The given question is we have to find the number of partial fractions in

${x}^{4} - 5 {x}^{2} + 1 \div {( {x}^{2} + 1)}^{3}$

In algebra, the partial fraction decomposition is also called the partial fraction expansion.

The partial fraction expansion of a rational fraction is an operation that consists of expressing the fraction as a sum of nipolynomial and one or several fractions with a simpler denominator.

In order to find a partial fractions following steps are used

start with a proper rational expressions.

factor the bottom into linear factors.

write out a partial fraction for each factor.

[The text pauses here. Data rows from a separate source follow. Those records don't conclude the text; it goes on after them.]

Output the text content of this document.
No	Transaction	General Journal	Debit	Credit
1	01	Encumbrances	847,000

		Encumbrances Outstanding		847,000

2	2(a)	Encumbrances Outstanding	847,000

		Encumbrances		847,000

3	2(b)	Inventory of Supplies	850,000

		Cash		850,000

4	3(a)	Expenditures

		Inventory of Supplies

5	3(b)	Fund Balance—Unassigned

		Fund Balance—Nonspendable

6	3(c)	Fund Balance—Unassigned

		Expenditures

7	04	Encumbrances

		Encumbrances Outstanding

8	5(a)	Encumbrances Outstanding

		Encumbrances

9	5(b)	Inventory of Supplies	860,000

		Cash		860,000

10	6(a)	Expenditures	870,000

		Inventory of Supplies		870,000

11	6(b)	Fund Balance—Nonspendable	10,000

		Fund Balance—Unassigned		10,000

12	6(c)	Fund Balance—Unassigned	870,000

multiply the whole equation by the bottom.

solve for coefficient.

partial fraction is obtained.

The general splitting of partial fraction is

$\frac{f(x)}{(a {x}^{2} + b)} = \frac{ax + b}{(a {x}^{2} + b) } + \frac{c}{cx + b}$

substitute the value in the above expression we get,

$\frac{ {x}^{4} - 5 {x}^{2} + 1 }{ { ({x}^{2} + 1)}^{3} } = \frac{ax + b}{ {x}^{2} + 1 } + \frac{cx + d}{ {( {x}^{2} + 1) }^{2} } + \frac{ex + f}{ {( {x}^{2} + 1)}^{3} }$

There fore, the partial fractions are obtained for the given expression.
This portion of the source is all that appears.